Qu'est-ce qu'on fait avec - je vous donne un autre exemple - les grands
Miracle Mart qui ont, dans la majorité de leurs magasins, un secteur
alimentaire? Comment va-ton faire pour essayer de ne contrôler que le
secteur alimentaire et que les autres départements de vente ne se
ramassent pas sur les tablettes de l'alimentaire? C'est un peu ça qu'on
retrouve actuellement Nous, le non alimentaire, on se dit: II faut combien de
temps encore pour qu'on retrouve.. Et d'ailleurs, ça existe
déjà sur les tablettes des grands pharmaciens: des micro-ondes,
des cafetières, des électroménagers. Alors, on se dit:
L'effet de débordement, il est là. Le statut des entreprises,
comme tel, ça n'a pas été tellement touché.

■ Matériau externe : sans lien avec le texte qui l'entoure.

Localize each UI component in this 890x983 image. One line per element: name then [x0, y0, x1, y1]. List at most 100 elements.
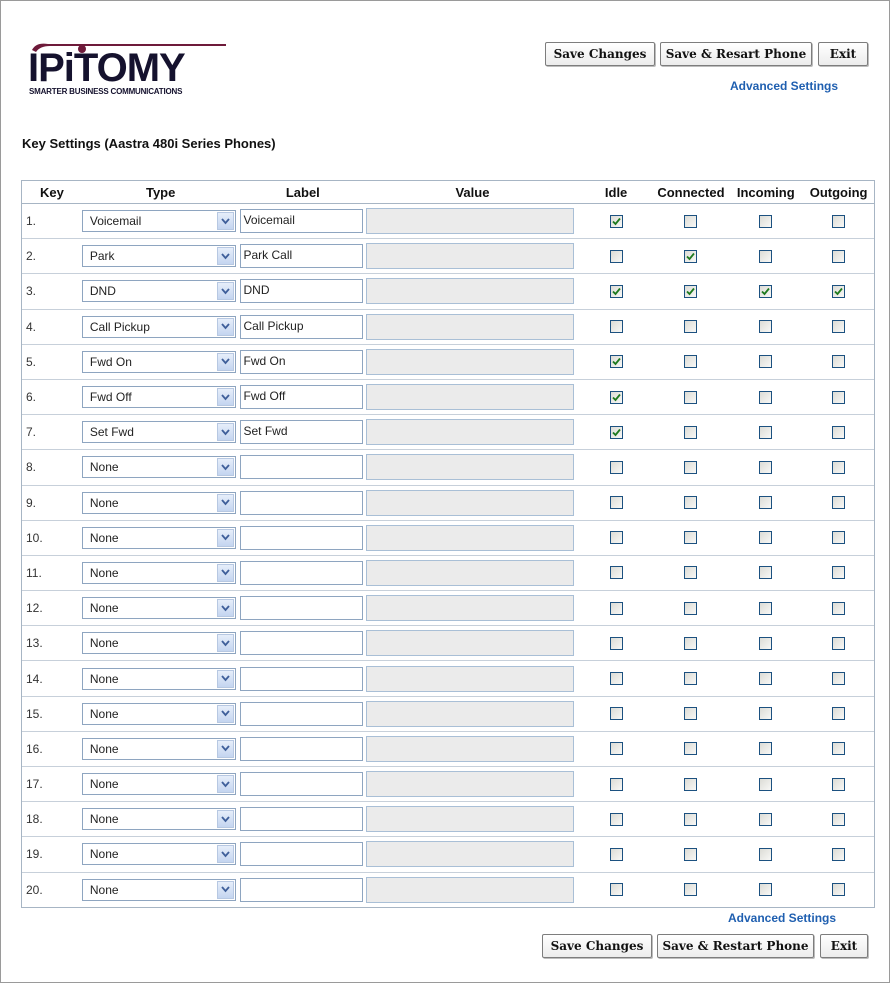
type-select[interactable]: None [81, 526, 236, 549]
type-select[interactable]: None [81, 597, 236, 620]
label-input[interactable]: Fwd Off [239, 385, 363, 410]
chevron-down-icon[interactable] [216, 563, 234, 582]
connected-checkbox[interactable] [684, 812, 698, 826]
label-input[interactable]: Call Pickup [239, 314, 363, 339]
type-select[interactable]: None [81, 561, 236, 584]
connected-checkbox[interactable] [684, 355, 698, 369]
label-input[interactable] [239, 772, 363, 797]
type-select[interactable]: None [81, 702, 236, 725]
connected-checkbox[interactable] [684, 777, 698, 791]
connected-checkbox[interactable] [684, 566, 698, 580]
incoming-checkbox[interactable] [759, 812, 773, 826]
type-select[interactable]: None [81, 667, 236, 690]
outgoing-checkbox[interactable] [832, 636, 846, 650]
outgoing-checkbox[interactable] [832, 812, 846, 826]
incoming-checkbox[interactable] [759, 847, 773, 861]
idle-checkbox[interactable] [609, 214, 623, 228]
chevron-down-icon[interactable] [216, 880, 234, 899]
label-input[interactable] [239, 877, 363, 902]
type-select[interactable]: None [81, 632, 236, 655]
incoming-checkbox[interactable] [759, 742, 773, 756]
incoming-checkbox[interactable] [759, 707, 773, 721]
incoming-checkbox[interactable] [759, 214, 773, 228]
connected-checkbox[interactable] [684, 847, 698, 861]
idle-checkbox[interactable] [609, 672, 623, 686]
incoming-checkbox[interactable] [759, 531, 773, 545]
save-restart-button-top[interactable]: Save & Resart Phone [660, 42, 812, 66]
advanced-settings-link-bottom[interactable]: Advanced Settings [728, 911, 836, 925]
label-input[interactable] [239, 736, 363, 761]
chevron-down-icon[interactable] [216, 739, 234, 758]
incoming-checkbox[interactable] [759, 284, 773, 298]
incoming-checkbox[interactable] [759, 566, 773, 580]
incoming-checkbox[interactable] [759, 425, 773, 439]
chevron-down-icon[interactable] [216, 458, 234, 477]
outgoing-checkbox[interactable] [832, 496, 846, 510]
outgoing-checkbox[interactable] [832, 601, 846, 615]
connected-checkbox[interactable] [684, 883, 698, 897]
connected-checkbox[interactable] [684, 214, 698, 228]
type-select[interactable]: None [81, 808, 236, 831]
advanced-settings-link-top[interactable]: Advanced Settings [730, 79, 838, 93]
incoming-checkbox[interactable] [759, 636, 773, 650]
idle-checkbox[interactable] [609, 531, 623, 545]
type-select[interactable]: None [81, 773, 236, 796]
outgoing-checkbox[interactable] [832, 355, 846, 369]
idle-checkbox[interactable] [609, 390, 623, 404]
label-input[interactable] [239, 455, 363, 480]
save-changes-button-top[interactable]: Save Changes [545, 42, 655, 66]
incoming-checkbox[interactable] [759, 601, 773, 615]
idle-checkbox[interactable] [609, 847, 623, 861]
label-input[interactable]: Voicemail [239, 209, 363, 234]
idle-checkbox[interactable] [609, 355, 623, 369]
connected-checkbox[interactable] [684, 601, 698, 615]
connected-checkbox[interactable] [684, 707, 698, 721]
chevron-down-icon[interactable] [216, 845, 234, 864]
idle-checkbox[interactable] [609, 566, 623, 580]
idle-checkbox[interactable] [609, 601, 623, 615]
connected-checkbox[interactable] [684, 390, 698, 404]
chevron-down-icon[interactable] [216, 212, 234, 231]
chevron-down-icon[interactable] [216, 282, 234, 301]
outgoing-checkbox[interactable] [832, 460, 846, 474]
save-changes-button-bottom[interactable]: Save Changes [542, 934, 652, 958]
chevron-down-icon[interactable] [216, 810, 234, 829]
idle-checkbox[interactable] [609, 320, 623, 334]
type-select[interactable]: Call Pickup [81, 315, 236, 338]
connected-checkbox[interactable] [684, 284, 698, 298]
label-input[interactable] [239, 631, 363, 656]
label-input[interactable] [239, 490, 363, 515]
idle-checkbox[interactable] [609, 425, 623, 439]
exit-button-bottom[interactable]: Exit [820, 934, 868, 958]
connected-checkbox[interactable] [684, 249, 698, 263]
idle-checkbox[interactable] [609, 707, 623, 721]
chevron-down-icon[interactable] [216, 317, 234, 336]
type-select[interactable]: None [81, 737, 236, 760]
chevron-down-icon[interactable] [216, 423, 234, 442]
exit-button-top[interactable]: Exit [818, 42, 868, 66]
connected-checkbox[interactable] [684, 742, 698, 756]
incoming-checkbox[interactable] [759, 355, 773, 369]
label-input[interactable]: Set Fwd [239, 420, 363, 445]
chevron-down-icon[interactable] [216, 775, 234, 794]
type-select[interactable]: Fwd On [81, 350, 236, 373]
chevron-down-icon[interactable] [216, 528, 234, 547]
label-input[interactable] [239, 525, 363, 550]
outgoing-checkbox[interactable] [832, 284, 846, 298]
label-input[interactable] [239, 666, 363, 691]
label-input[interactable]: Fwd On [239, 349, 363, 374]
outgoing-checkbox[interactable] [832, 249, 846, 263]
outgoing-checkbox[interactable] [832, 847, 846, 861]
outgoing-checkbox[interactable] [832, 531, 846, 545]
label-input[interactable]: DND [239, 279, 363, 304]
label-input[interactable] [239, 596, 363, 621]
outgoing-checkbox[interactable] [832, 883, 846, 897]
connected-checkbox[interactable] [684, 496, 698, 510]
connected-checkbox[interactable] [684, 672, 698, 686]
chevron-down-icon[interactable] [216, 388, 234, 407]
outgoing-checkbox[interactable] [832, 742, 846, 756]
connected-checkbox[interactable] [684, 320, 698, 334]
idle-checkbox[interactable] [609, 742, 623, 756]
type-select[interactable]: None [81, 878, 236, 901]
chevron-down-icon[interactable] [216, 599, 234, 618]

On vient de voir apparaître, et on en entend parler couramment, ce
nouveau mode de club d'achat, Club Price ou autres, parce qu'aux
États-Unis il en existe d'autres. Club Price en est un qui a
touché ici, actuellement, le Québec, mais il y en a certainement
d'autres qui pourront suivre dans l'avenir. Tout ça, évidemment,
fonctionne avec le problème qu'on a de notre chef-d'oeuvre
d'incohérence, comme le mentionnait M. le ministre, au début de
cette commission, avec cette loi qu'on a ici, actuellement présente.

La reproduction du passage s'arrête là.